10) What is the "critical" fact mentioned on pg. 147.
"[I]ndigenous crops from different parts of the globe were not equally productive."

11) OK, write a single paragraph that starts with this topic sentence:

"When compared to the natural suite of the Fertile Crescent's biological organisms, both the New Guinea and eastern North America possessed some decisive disadvantages in their suites of domesticable plants and animals."  New Guinea, with its wet climate, had a lack of domesticable cereal crops.  There were no native large seeded grasses.  Instead domestication was focused on tree and root crops (bananas, taro, and nut tree).  NG had no large domesticable mammal species.  This led to low protein diets.  Root crops had a low yield at high elevations.  Introduction of the sweet potato changed this and caused a population explosion and high population density.

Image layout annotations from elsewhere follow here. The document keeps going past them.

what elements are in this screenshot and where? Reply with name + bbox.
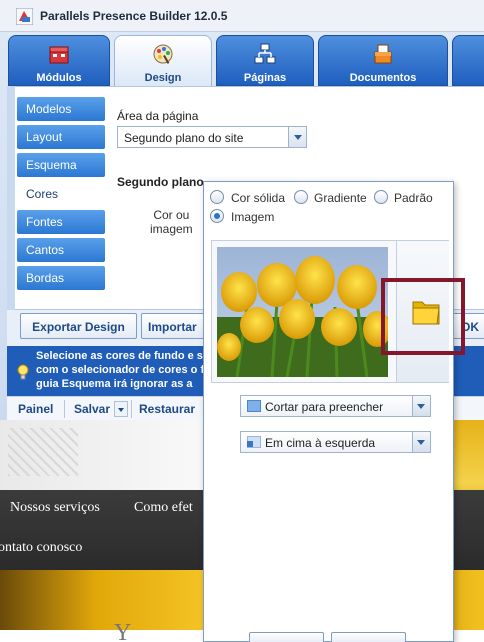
chevron-down-icon <box>412 432 430 452</box>
page-area-select[interactable]: Segundo plano do site <box>117 126 307 148</box>
sitemap-icon <box>254 43 276 64</box>
radio-solid-color[interactable] <box>210 190 224 204</box>
image-position-select[interactable]: Em cima à esquerda <box>240 431 431 453</box>
tulips-image <box>217 247 388 377</box>
modules-icon <box>49 46 69 64</box>
image-fit-value: Cortar para preencher <box>265 400 384 414</box>
tab-pages[interactable]: Páginas <box>216 35 314 86</box>
radio-image[interactable] <box>210 209 224 223</box>
color-or-image-label: Cor ou imagem <box>150 208 193 236</box>
app-title: Parallels Presence Builder 12.0.5 <box>40 9 228 23</box>
export-design-button[interactable]: Exportar Design <box>20 313 137 339</box>
tab-label: Módulos <box>36 72 82 84</box>
toolbar-divider <box>64 400 65 418</box>
tab-label: Design <box>144 72 182 84</box>
background-options-popup: Cor sólida Gradiente Padrão Imagem Corta… <box>203 181 454 642</box>
panel-button[interactable]: Painel <box>18 402 53 416</box>
tab-label: Páginas <box>243 72 287 84</box>
page-area-value: Segundo plano do site <box>124 131 244 145</box>
popup-button[interactable] <box>331 632 406 642</box>
radio-label: Cor sólida <box>231 191 286 205</box>
save-options-dropdown[interactable] <box>114 401 128 417</box>
chevron-down-icon <box>412 396 430 416</box>
radio-label: Gradiente <box>314 191 367 205</box>
website-heading-fragment: Y <box>114 620 132 642</box>
image-fit-select[interactable]: Cortar para preencher <box>240 395 431 417</box>
chevron-down-icon <box>288 127 306 147</box>
tab-label: Documentos <box>349 72 417 84</box>
subnav-item-layout[interactable]: Layout <box>17 125 105 149</box>
lightbulb-icon <box>17 364 29 380</box>
subnav-item-bordas[interactable]: Bordas <box>17 266 105 290</box>
popup-button[interactable] <box>249 632 324 642</box>
radio-pattern[interactable] <box>374 190 388 204</box>
section-title: Segundo plano <box>117 175 204 189</box>
save-button[interactable]: Salvar <box>74 402 110 416</box>
title-bar: Parallels Presence Builder 12.0.5 <box>0 0 484 32</box>
subnav-item-cores[interactable]: Cores <box>17 182 105 206</box>
tab-modules[interactable]: Módulos <box>8 35 110 86</box>
position-marker-icon <box>247 441 253 447</box>
subnav-item-modelos[interactable]: Modelos <box>17 97 105 121</box>
tab-design[interactable]: Design <box>114 35 212 86</box>
page-area-label: Área da página <box>117 109 199 123</box>
tab-documents[interactable]: Documentos <box>318 35 448 86</box>
subnav-item-fontes[interactable]: Fontes <box>17 210 105 234</box>
radio-gradient[interactable] <box>294 190 308 204</box>
radio-label: Padrão <box>394 191 433 205</box>
image-position-value: Em cima à esquerda <box>265 436 376 450</box>
website-menu-item: Como efet <box>134 500 193 515</box>
subnav-item-esquema[interactable]: Esquema <box>17 153 105 177</box>
panel-edge <box>7 86 15 310</box>
app-logo-icon <box>16 8 33 25</box>
toolbar-divider <box>131 400 132 418</box>
tab-more[interactable] <box>452 35 484 86</box>
fit-swatch-icon <box>247 400 261 412</box>
documents-icon <box>374 44 392 64</box>
annotation-highlight-box <box>381 278 465 355</box>
subnav-item-cantos[interactable]: Cantos <box>17 238 105 262</box>
palette-icon <box>153 44 173 64</box>
website-menu-item: ontato conosco <box>0 540 83 555</box>
restore-button[interactable]: Restaurar <box>139 402 195 416</box>
website-menu-item: Nossos serviços <box>10 500 100 515</box>
radio-label: Imagem <box>231 210 275 224</box>
main-tabs: Módulos Design Páginas Documentos <box>0 32 484 86</box>
import-design-button[interactable]: Importar <box>141 313 211 339</box>
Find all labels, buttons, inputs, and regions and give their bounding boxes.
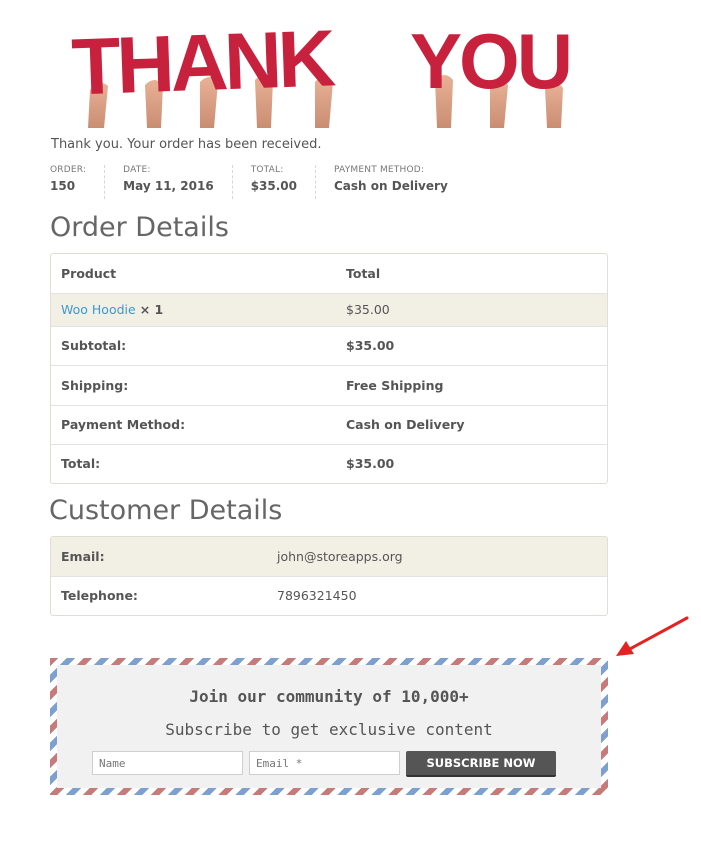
thank-you-banner: THANK YOU xyxy=(50,10,602,128)
subscribe-title: Join our community of 10,000+ xyxy=(189,687,469,706)
row-value: $35.00 xyxy=(336,325,607,365)
overview-value: $35.00 xyxy=(250,179,297,193)
column-total: Total xyxy=(346,265,381,281)
overview-date: DATE: May 11, 2016 xyxy=(123,165,233,199)
overview-label: DATE: xyxy=(123,165,151,175)
row-value: Cash on Delivery xyxy=(336,404,607,444)
line-item-product: Woo Hoodie × 1 xyxy=(51,292,336,326)
order-details-table: Product Total Woo Hoodie × 1 $35.00 Subt… xyxy=(50,253,608,484)
row-label: Email: xyxy=(61,548,105,564)
name-input[interactable] xyxy=(92,751,243,775)
email-input[interactable] xyxy=(249,751,400,775)
row-value: $35.00 xyxy=(336,443,607,483)
table-row: Subtotal: $35.00 xyxy=(51,325,607,365)
subscribe-subtitle: Subscribe to get exclusive content xyxy=(165,720,493,739)
overview-value: May 11, 2016 xyxy=(123,179,214,193)
banner-you-text: YOU xyxy=(410,17,570,105)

The eastern US had a dearth of potential domesticates. Peoples of this region initially domesticated 4 plants (squash, sunflower, sumpweed, and goosefoot) that were only a small portion of the diet.    These and later domesticates provided great nutrition but small seeds. But there are still problems because small seeds are hard to collect.  Sumpweed causes hay fever.  With the introduction of corn and beans from Mesoamerica, farming became more productive.

NG and EUS had a deficiency of potential domesticated plants and animals with which to develop agriculture.  They did not have cultural deficiencies.

 We are not reading the next chapter.  It deals with a similar dynamic, but focuses on animals instead of plants.  Using your intuitive prowess, guess the thesis of Chapter 9.  You can find help on pg. 131-2.
FC had wild animal species that were suitable for domestication. The other regions did not.